Chef Miguel Laffan came to meet us. We asked him how he felt relocating from Cascais, a cosmopolitan beach near Lisbon, to this secluded place in the interior of Alentejo. “I came to focus on food,” he told us. “Here there are no distractions. But it took two or three years for the people of Alentejo to trust and accept me. Now, they say that I am a chef from Alentejo!”
The meal began with a small round cheese made from sheep milk in nearby Arraiolos. It was Laffan’s way of saying that this simple cheese is as good as the high cuisine on the menu. No wonder the locals adopted him as one of their own.
A beautiful bread box offered us the choice between old and new traditions: Alentejo bread was paired with new breads made from local products—carob, seeds, and olives.
Next, came a set of delightful appetizers: a glass of tomato, pepper and strawberry gazpacho, a codfish “rissol” covered with bread crumbs soaked in cuttle fish ink, ceviche with oyster and turbot accompanied by a banana cream, and a croquette made with alheira and bergamot orange.
Laffan came back to our table and we talked about his approach to cooking. “I like to use local ingredients, but I am not a fundamentalist. What is important to me is to cook food that I enjoy eating. I admire the lightness of Asian cooking but I do not do fusion.
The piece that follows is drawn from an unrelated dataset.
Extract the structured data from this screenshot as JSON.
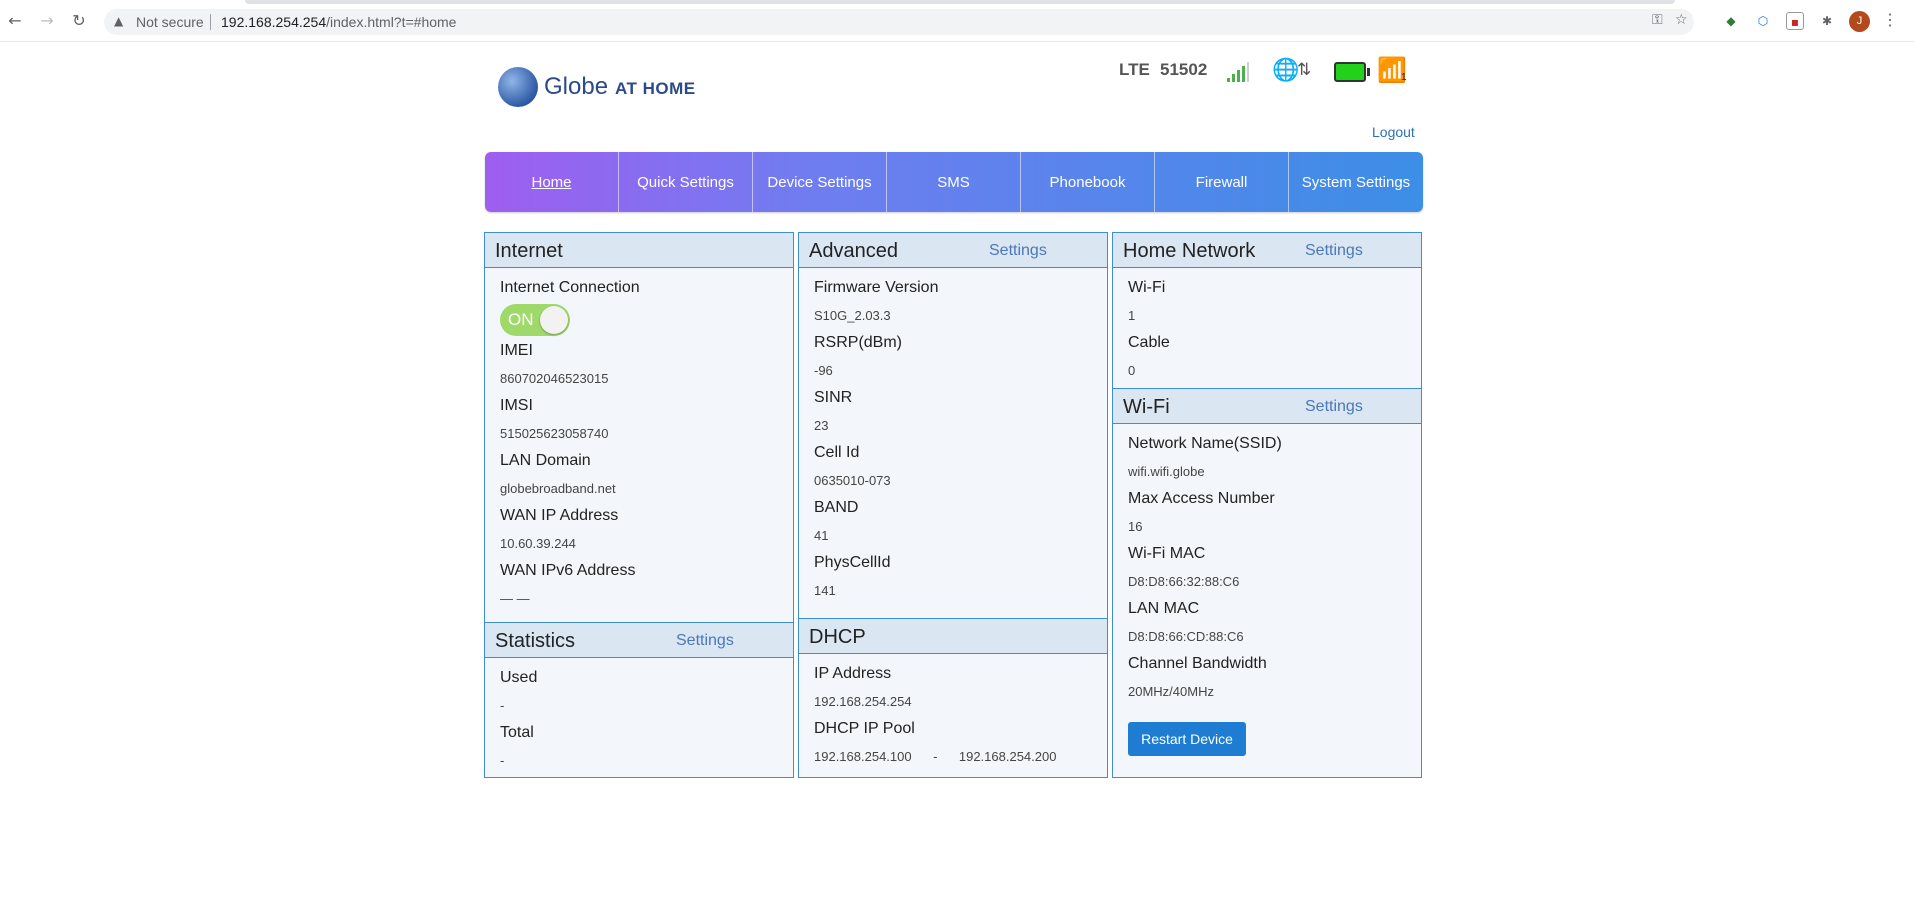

Instead, I let that lightness inspire me to create something different here in Alentejo.”
We had scallops “Brás” style, an adaptation of the traditional codfish Brás-style recipe and Alentejo pork loin cooked slowly and served over a bed of cauliflower, peas and asparagus. Both were masterpieces of taste, aroma, texture, and presentation.
The desserts were a manga panna cotta beautifully decorated with beet flowers and fresh raspberries combined with raspberry mousse, merengue, and foam. Coffee came with wine gelatins and irresistible chocolates.
The following day, we saw in the Vila Viçosa ducal palace the menus of the banquets offered by king Dom Carlos and queen Dona Amélia. They are handwritten in French by the queen and illustrated with watercolors by the king. Portuguese recipes share the table with many preparations from France and elsewhere. These foreign recipes were probably viewed as more elegant than the rustic food of Portugal.
Today the royal couple would not need to look across borders for culinary elegance and refinement. They could find it at L’and in the cuisine of Miguel Laffan.